Réponse de BESSALA Valère Bertrand.

*Mots clés Bessala, Kamto, Libi'i, Bassa'a, Bamileké, combat politique, jeunesse engagée, Georges Chaffard, Mongo Beti.

Professeur, Cher Aîné et Maître. Ma déférence envers mes aînés n'a jamais et ne souffrira jamais d'aucun bémol. Et vous en faites souverainement partie.

Les termes que vous avez utilisés dans votre billet pour me désigner (par exemple : '' un certain Valère Bessala " = dédain, ignorance feinte), m'ont fait croire que ce n'est pas Vous mon Aîné qui étiez l'auteur de cette réflexion. Je vous lis et je vous suis. Et j'ai été quelque peu surpris.

Il n'est pas dans mes habitudes de répondre aux réactions de mes constructions, parce que j'estime que mon petit devoir est d'éveiller et de réveiller, pour le changement, ceux qui dorment ou somnolent. Chacun peut donc se réveiller à sa façon, douce ou violente.

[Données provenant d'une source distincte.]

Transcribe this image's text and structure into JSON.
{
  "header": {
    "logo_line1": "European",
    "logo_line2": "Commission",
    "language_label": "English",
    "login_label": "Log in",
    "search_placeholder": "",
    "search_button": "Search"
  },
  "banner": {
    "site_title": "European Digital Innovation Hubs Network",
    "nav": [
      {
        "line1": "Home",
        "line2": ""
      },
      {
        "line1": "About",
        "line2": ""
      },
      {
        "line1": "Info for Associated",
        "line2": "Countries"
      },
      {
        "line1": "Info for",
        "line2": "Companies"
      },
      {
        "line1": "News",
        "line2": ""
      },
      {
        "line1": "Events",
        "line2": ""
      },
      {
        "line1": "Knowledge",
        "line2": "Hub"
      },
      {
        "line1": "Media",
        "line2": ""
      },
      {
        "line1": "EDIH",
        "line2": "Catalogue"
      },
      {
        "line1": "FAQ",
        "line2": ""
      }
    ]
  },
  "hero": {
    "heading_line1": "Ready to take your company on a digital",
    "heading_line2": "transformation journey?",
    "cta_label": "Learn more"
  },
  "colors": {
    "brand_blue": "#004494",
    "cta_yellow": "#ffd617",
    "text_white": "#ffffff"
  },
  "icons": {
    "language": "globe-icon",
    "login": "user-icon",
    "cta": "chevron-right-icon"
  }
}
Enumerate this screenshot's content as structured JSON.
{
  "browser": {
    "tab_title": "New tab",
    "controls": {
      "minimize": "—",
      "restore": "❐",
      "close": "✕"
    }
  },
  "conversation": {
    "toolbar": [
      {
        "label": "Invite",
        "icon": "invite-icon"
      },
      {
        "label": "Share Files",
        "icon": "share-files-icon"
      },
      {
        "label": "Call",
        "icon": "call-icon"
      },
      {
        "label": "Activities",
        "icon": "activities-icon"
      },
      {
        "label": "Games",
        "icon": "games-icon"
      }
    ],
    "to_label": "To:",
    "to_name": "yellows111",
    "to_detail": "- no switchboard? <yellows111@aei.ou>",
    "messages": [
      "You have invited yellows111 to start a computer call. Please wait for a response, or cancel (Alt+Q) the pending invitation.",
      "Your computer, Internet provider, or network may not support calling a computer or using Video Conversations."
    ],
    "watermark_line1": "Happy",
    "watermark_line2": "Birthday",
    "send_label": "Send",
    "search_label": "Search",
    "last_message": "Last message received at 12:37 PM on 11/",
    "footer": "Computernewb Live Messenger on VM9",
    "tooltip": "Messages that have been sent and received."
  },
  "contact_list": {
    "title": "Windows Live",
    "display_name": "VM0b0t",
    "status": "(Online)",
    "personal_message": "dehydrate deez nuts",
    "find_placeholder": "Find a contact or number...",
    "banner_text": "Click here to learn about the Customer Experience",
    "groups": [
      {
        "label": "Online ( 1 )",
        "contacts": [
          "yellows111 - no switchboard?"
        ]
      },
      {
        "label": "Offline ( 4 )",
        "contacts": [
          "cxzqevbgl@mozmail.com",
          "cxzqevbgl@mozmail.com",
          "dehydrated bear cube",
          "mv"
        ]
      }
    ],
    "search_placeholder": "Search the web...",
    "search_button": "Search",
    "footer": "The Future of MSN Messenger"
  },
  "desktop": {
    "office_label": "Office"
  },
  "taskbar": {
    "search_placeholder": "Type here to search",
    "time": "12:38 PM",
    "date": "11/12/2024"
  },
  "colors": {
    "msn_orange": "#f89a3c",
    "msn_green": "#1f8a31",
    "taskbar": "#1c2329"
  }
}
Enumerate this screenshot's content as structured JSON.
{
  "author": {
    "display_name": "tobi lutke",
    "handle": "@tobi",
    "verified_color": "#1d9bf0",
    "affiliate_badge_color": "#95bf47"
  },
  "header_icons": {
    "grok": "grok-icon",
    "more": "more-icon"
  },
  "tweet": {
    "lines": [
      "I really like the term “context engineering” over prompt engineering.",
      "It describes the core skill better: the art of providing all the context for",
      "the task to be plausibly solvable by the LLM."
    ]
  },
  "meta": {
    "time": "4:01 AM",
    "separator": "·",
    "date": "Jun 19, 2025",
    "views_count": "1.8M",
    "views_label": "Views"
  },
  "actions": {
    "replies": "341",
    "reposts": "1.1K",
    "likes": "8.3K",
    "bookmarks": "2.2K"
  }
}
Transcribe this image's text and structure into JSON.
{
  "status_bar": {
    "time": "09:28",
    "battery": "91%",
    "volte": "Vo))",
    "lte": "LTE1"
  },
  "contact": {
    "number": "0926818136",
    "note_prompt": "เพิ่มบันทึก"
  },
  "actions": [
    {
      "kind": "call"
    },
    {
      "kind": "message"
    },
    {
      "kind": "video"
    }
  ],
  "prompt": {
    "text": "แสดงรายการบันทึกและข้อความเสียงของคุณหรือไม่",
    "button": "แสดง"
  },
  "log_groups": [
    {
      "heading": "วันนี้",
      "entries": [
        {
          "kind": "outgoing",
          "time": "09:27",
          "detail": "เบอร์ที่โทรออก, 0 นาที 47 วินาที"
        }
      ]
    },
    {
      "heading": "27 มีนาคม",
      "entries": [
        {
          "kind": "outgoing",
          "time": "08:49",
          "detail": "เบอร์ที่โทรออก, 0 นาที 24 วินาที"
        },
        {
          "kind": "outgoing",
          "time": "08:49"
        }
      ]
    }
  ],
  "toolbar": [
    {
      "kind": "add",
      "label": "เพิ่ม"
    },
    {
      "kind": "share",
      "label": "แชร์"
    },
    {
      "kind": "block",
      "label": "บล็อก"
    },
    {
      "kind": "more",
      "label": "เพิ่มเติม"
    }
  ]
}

Et ceux qui me suivent sur mes interfaces, savent qu'aucun mot n'est jamais au dessus d'un autre lorsqu'il faut leur répondre, même s'ils sont offensants.

Je voudrais donc vous témoigner ma déférente reconnaissance d'avoir bien voulu faire vivre ce débat sur le repli identitaire et sur le '' laisser-passer ''.

Mais surtout, je voudrais modestement vous faire comprendre, et c'est l'objectif de ma réponse à votre billet, que ce document était certes un acte du colonisateur, et concernait tous les habitants du territoire, puis du Cameroun indépendant, mais l'intention sous-jacente peu avant et juste après les indépendances, était vraisemblablement de mieux contrôler et confiner les populations au comportement social et politique le plus irrédentiste , à savoir le Bassa'a et le Bamileké.

Ces deux(2) Camerounais sont ceux qui ont donné le plus de fil à retordre au colonisateur et aux nouveaux administrateurs après les indépendances (Et vous même vous le dites " le maquis des pays Bamileké est demeuré le plus irréductible '' Cf. Votre réaction de lundi 17 février). Nous ne pouvons pas leur enlever ce fait.

Vous ne dites donc rien de plus que je n'ai pas dit sur ce point. Et ce point était bien l'angle de mon propos sur ce plateau de débat. Il n'était pas question pour moi d'étaler la théorie sur les origines historiques générales et profondes du laisser-passer, encore moins ses utilisations dans le reste du Cameroun.

Seulement, je tiens à vous faire remarquer, que le fait pour un homme de science d'avoir consacré sa vie à une portion de la science, n'apporte réellement une plus value à la société que s'il crée et laisse croitre en lui la capacité à interroger ses prénotions. Être historien c'est bien. En avoir un titre académique, c'est peut-être encore mieux. Mais savoir interroger ce que l'on a lu, vu et entendu, c'est beaucoup plus utile.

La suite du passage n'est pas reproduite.